Hay, Australia, Aboriginal, dreams, painting, abstract, symbol, symbolism, narrative, journey, bark painting, colour, color, mark-making, pattern, shape

Make a collection of reproductions of Aboriginal dreamtime paintings. Use books and postcards. Ideally take the children to a gallery, but otherwise talk about the reproductions and the fact that they are not the real thing. Make a display of images, books and artifacts.

Discuss the dreamtime paintings with the children and talk particularly about the meaning behind the work, the symbolism and the cultural significance of the paintings. Ask the children to try to 'decode' the symbols that are frequently used, for example, the snake, the concentric circles and the footprints.

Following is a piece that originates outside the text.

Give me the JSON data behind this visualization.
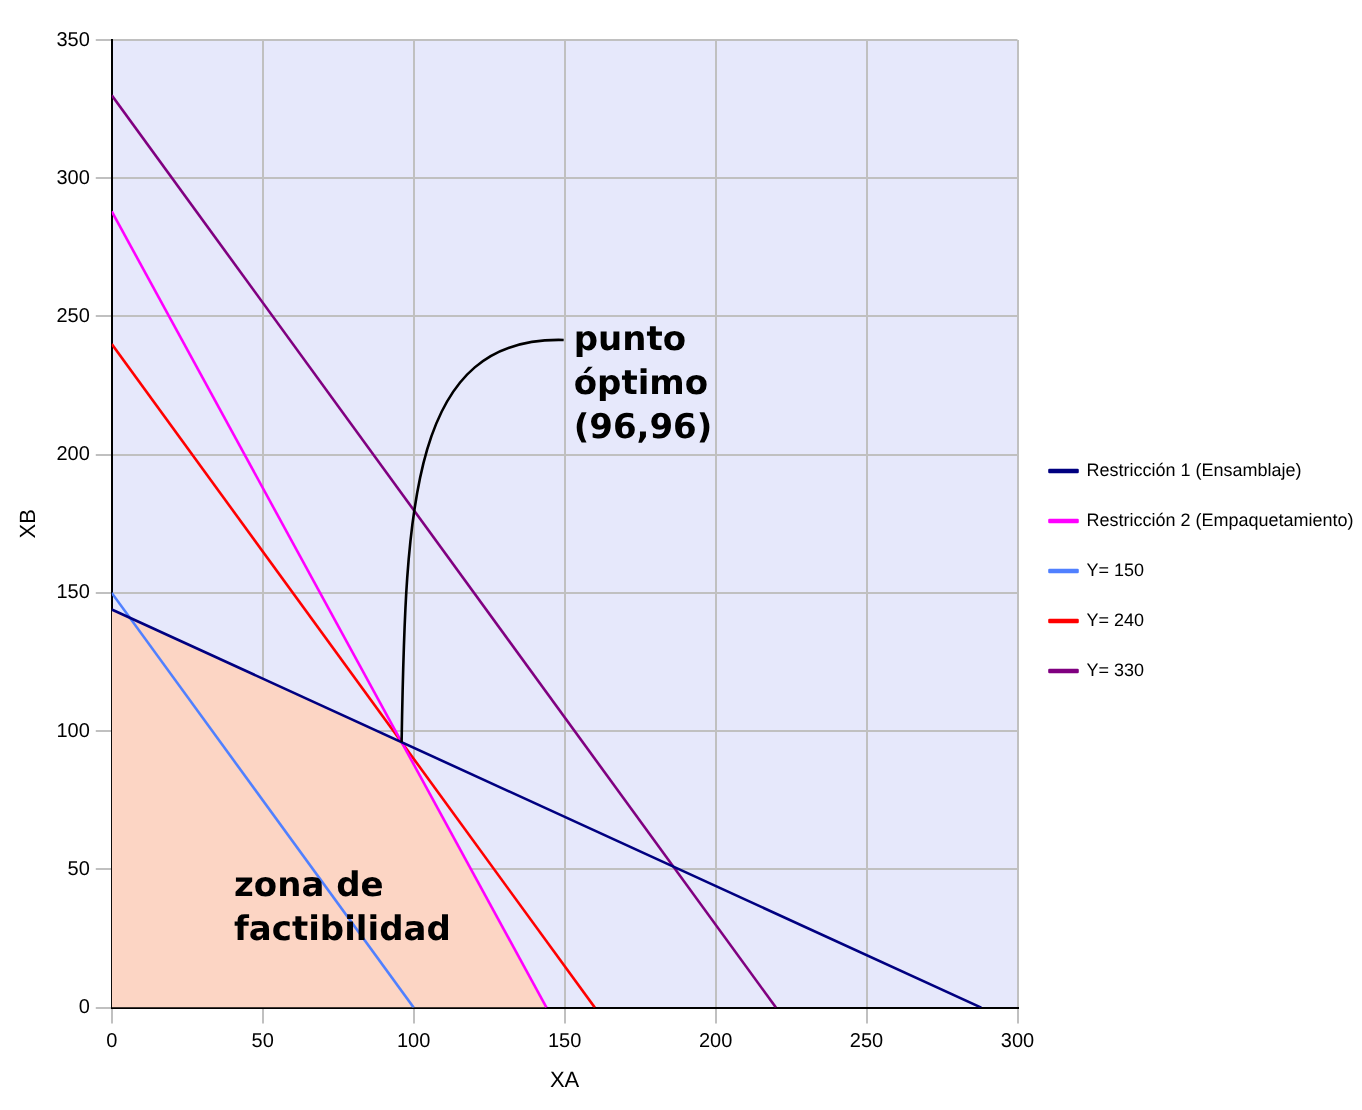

Invite the children to make a list of symbols in their sketchbooks which represent different parts of their lives, for example, their family, friends, school, pets, toys, where they live and their hobbies.

Ask them to combine these symbols in a painting in the same style as the Aboriginal work, using the idea of a journey as a starting point. This could be a journey that the children take everyday to school or a special journey they have made recently. Ask the children to tell the story of that journey in the painting noting all the different parts of their lives that they pass on the way. Encourage the children to decide on a colour scheme, using ready mix paint and a selection of brushes and tools to paint with on black sugar paper.

You may choose to develop this into more imaginative work, using a story or a dream as a starting point. Encourage the children to research Aboriginal art further, finding out about bark paintings, musical instruments and Aboriginal stories.

Double primary painting system (see the units referenced above), water pots, palettes, sponges, brushes and tools, a variety of papers including black sugar paper, sketchbooks, drawing media, reproductions of Aboriginal art.